«Accogliamo con piacere l’iniziativa pilota della vendita dei farmaci mutuabili sfusi annunciata da Luca Li Bassi direttore generale dell’Agenzia italiana del farmaco e accolta positivamente dal ministro Giulia Grillo». È questa la prima – e al momento unica – reazione alla notizia dello studio, da parte dell’Aifa, di un progetto al fine di distribuire anche in Italia dosi unitarie di farmaco.
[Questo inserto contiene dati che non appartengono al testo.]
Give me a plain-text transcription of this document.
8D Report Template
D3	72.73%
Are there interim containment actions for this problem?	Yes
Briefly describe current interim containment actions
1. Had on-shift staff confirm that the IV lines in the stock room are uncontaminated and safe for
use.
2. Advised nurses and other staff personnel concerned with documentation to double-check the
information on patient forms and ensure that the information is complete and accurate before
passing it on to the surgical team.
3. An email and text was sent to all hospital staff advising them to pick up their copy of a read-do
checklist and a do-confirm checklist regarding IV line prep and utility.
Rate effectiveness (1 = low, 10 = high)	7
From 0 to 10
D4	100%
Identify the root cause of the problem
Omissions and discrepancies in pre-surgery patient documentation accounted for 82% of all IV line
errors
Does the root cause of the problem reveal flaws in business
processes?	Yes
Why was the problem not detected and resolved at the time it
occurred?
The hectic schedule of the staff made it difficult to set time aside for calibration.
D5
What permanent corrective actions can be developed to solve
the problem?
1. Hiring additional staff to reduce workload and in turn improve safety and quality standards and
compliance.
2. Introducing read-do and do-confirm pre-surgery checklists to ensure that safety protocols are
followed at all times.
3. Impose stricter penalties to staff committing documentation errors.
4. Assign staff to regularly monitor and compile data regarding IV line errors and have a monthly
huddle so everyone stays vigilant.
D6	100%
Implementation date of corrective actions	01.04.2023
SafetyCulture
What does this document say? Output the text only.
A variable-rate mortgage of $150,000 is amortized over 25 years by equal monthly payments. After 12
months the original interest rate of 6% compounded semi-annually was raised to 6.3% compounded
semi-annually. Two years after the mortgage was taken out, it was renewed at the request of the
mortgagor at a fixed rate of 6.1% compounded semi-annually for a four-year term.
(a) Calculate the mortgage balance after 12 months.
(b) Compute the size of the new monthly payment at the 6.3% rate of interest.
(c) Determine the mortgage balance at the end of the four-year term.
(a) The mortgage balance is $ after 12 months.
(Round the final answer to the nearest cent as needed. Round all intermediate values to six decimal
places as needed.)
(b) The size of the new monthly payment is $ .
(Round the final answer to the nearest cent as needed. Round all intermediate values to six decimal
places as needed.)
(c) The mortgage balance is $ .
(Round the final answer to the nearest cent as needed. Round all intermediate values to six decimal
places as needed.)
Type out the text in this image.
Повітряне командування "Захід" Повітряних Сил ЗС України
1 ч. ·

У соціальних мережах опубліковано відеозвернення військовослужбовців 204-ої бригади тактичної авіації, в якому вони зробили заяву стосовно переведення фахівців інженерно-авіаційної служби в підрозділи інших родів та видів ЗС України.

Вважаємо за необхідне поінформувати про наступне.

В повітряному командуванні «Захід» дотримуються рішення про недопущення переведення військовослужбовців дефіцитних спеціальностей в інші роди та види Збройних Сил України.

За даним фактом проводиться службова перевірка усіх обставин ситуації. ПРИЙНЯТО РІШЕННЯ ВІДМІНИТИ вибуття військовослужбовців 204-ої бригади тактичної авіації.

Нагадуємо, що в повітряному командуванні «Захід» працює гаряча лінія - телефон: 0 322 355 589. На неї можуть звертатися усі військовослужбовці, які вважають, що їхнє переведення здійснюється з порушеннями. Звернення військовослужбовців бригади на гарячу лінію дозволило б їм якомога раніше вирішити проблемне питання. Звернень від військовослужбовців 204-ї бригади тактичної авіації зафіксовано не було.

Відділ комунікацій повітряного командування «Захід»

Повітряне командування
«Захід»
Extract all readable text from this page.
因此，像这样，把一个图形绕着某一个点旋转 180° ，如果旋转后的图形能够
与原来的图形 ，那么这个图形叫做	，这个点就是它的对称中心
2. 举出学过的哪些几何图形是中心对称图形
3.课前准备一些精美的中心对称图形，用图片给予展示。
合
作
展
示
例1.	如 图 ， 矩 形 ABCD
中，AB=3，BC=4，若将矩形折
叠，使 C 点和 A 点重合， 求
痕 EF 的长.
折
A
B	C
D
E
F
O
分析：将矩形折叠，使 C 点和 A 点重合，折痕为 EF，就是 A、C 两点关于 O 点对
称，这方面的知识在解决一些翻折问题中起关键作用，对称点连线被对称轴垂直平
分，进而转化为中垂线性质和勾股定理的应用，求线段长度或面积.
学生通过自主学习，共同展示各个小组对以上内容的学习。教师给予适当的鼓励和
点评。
Ad anticipare la novità era stato Luca Li Bassi, direttore generale dell’agenzia, nella trasmissione “Fuori Tg”, andato in onda su Rai 3 mercoledì 10 aprile 2019.

«Dal nostro punto di vista – spiega la Fnpi – questo e’ un ulteriore passo in avanti che porterà grande risparmio per le casse dello Stato e che darà un importante contributo sia per ridurre gli sprechi, che per ridurre il pericolo di abuso». Inoltre, spiega la federazione, «auspichiamo che tale sperimentazione sia estesa anche al farmaco di fascia C, magari pensando ad una ricetta elettronica anche per questa classe di farmaci. Farmaci che dal nostro punto di vista dovrebbero poter essere dispensati anche dalla mano del farmacista di parafarmacia, che ad oggi garantisce lo stesso livello di professionalità e sicurezza che si trova nei farmacisti di farmacia». Con l’occasione, la Fnpi rinnova un appello al ministro della Salute: «Chiediamo al ministro Grillo, proprio nell’ottica di miglioramento del Ssn, il coraggio e la forza di guardare ai farmacisti di parafarmacia come ad una preziosa risorsa da usare e valorizzare, risorsa che purtroppo fin ora a causa di veti lobbistici ed ipocrisie si e’ bellamente ignorata».